Knowledge: The region that didn’t even qualify as a frontier market at the dawn of independence 25 years ago today is a part of the global economy.  It now must promote itself better to investors.

It is in Central Asia that we have both the smallest and our largest projects.

Just last year, our financing ranged from microloans to small farmers in the Tajik mountains to help them combat consequences of climate change, to the largest financing package in the history of the EBRD – a syndicated loan of US$ 1.2 billion to Oyu Tolgoi copper deposit in Mongolia.

The region can be challenging, with lack of access to financing and unstable electricity supply among the chief obstacles to doing business, as was shown in a recent EBRD-World Bank survey. But it is also full of great promise. Central Asia’s massive investment needs can be turned into big opportunities.

A lot of these opportunities are appearing from regional links and regional economic integration in all directions - going east to west, and north to south.

Central Asia is currently the focal point of several regional programmes connected with the Silk Road, most famously perhaps China’s Belt and Road initiative.

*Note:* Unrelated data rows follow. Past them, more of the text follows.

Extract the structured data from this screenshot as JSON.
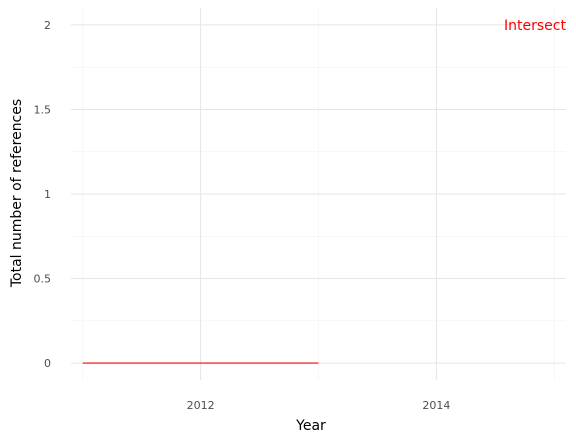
{
  "chart_data": {
    "type": "line",
    "xlabel": "Year",
    "ylabel": "Total number of references",
    "xlim": [
      2010.9,
      2015.1
    ],
    "ylim": [
      -0.1,
      2.1
    ],
    "x_ticks": [
      2012,
      2014
    ],
    "x_tick_labels": [
      "2012",
      "2014"
    ],
    "y_ticks": [
      0,
      0.5,
      1,
      1.5,
      2
    ],
    "y_tick_labels": [
      "0",
      "0.5",
      "1",
      "1.5",
      "2"
    ],
    "grid": true,
    "legend": "none",
    "series": [
      {
        "color": "#ff0000",
        "x": [
          2011,
          2013
        ],
        "y": [
          0,
          0
        ]
      }
    ],
    "annotations": [
      {
        "text": "Intersect",
        "color": "#ff0000",
        "x": 2015.1,
        "y": 2
      }
    ]
  }
}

This creates opportunities from China all the way to Europe, via the Caspian region, the Caucasus and Turkey.

I am happy to announce today that we are already in talks with the Beijing-based Asia Infrastructure Investment Bank to co-finance some key road projects in a number of Central Asian countries.

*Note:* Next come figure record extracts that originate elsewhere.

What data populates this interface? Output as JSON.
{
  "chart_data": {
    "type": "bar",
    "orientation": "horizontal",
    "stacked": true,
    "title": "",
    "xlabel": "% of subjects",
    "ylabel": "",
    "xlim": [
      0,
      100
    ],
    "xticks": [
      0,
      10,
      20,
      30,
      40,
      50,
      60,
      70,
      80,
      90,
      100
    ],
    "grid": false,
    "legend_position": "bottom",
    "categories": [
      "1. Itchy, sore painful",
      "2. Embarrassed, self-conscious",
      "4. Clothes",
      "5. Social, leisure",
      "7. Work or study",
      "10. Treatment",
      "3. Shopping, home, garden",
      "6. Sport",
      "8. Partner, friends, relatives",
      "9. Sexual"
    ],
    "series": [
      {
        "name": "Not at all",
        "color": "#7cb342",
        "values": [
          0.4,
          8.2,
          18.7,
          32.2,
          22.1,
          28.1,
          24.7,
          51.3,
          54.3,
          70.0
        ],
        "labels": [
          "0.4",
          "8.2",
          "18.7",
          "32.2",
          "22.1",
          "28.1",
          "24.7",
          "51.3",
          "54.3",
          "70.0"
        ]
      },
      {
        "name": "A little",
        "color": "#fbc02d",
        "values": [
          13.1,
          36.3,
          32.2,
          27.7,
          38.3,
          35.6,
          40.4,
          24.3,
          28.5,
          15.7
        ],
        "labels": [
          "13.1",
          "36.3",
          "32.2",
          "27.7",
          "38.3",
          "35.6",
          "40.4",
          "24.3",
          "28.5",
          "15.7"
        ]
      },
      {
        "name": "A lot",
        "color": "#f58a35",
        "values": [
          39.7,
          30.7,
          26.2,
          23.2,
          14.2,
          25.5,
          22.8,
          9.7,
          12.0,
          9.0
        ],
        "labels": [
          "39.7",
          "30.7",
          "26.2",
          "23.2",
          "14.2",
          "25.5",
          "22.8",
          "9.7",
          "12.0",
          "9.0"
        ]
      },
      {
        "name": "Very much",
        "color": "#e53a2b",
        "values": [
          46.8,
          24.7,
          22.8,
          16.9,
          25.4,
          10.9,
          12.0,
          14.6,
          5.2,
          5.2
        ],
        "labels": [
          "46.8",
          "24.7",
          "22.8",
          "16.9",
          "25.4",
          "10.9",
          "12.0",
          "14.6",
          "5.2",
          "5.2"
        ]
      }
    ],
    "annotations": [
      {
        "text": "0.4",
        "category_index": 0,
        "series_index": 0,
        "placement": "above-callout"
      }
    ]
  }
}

So this is east to west. You can also look from north to south. We are already supporting a key cross-border electricity transmission line, known as CASA 1000, which will bring hydro energy from the Kyrgyz republic and Tajikistan to Afghanistan and Pakistan. There is a traditionally strong economic cooperation with Russia. Investors from India and the Gulf are already present in the region. 

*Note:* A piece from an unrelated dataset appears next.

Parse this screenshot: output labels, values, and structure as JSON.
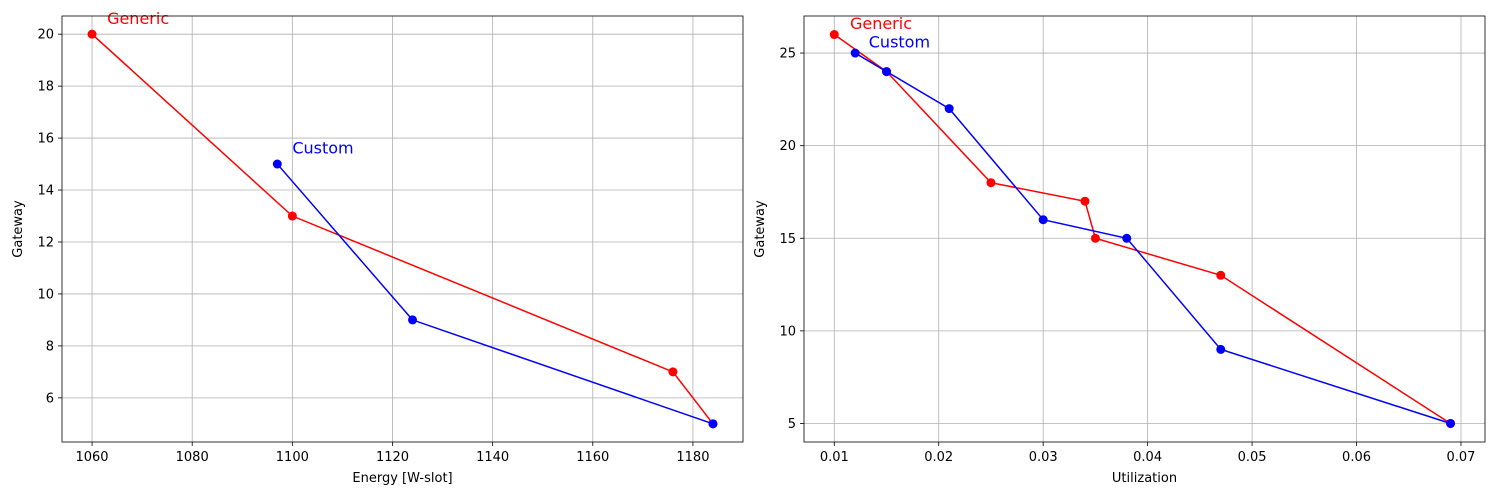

There are also opportunities for investors within the countries. We are supporting the first hypermarkets in Central Asia; Carrefour in Kazakhstan just opened last week, and Auchan in Tajikistan is close to completion. We are working with Turkish companies Coca-Cola İçecek and Efes in most countries in Central Asia. (In fact Turkey is such an important investor in the region that we chose Istanbul for the investment forum.) Very recently, Kazakhstan announced a privatisation programme with many prize state-owned assets which has immediately generated investor interest, and we are ready to talk to potential investors.

Natural resources continue being the economic driver in the region, but there are promising secondary industries like clothes manufacturing in the Kyrgyz Republic or cashmere in Mongolia, in which we work through our Small Business Initiative.

Central Asia is also a region with great, as yet unrealised, tourism potential. I love visiting it, and more people should. It is a region where education and hard work are highly valued, and where guests receive a warm welcome.

So what can be done to make sure Central Asia fully benefits from all the opportunities which new economic links are opening up?

Continued structural reforms, predictable business environment, more diversified economies and larger role of the private sector.

Before the Central Asia Investment Forum, we will hold a frank and constructive round table discussion with our governors, key ministers from Kazakhstan, the Kyrgyz Republic, Mongolia, Tajikistan and Turkmenistan, about recent reforms and steps to improve business climate and invite more private sector investment.

A lot needs to be done, but some major steps have already been made. We will continue to make our contribution with investment and support for policy reform, and also by regularly gathering policymakers, investors and experts, as we are doing on 18 February in Istanbul, to shine a light on challenges and opportunities in Central Asia.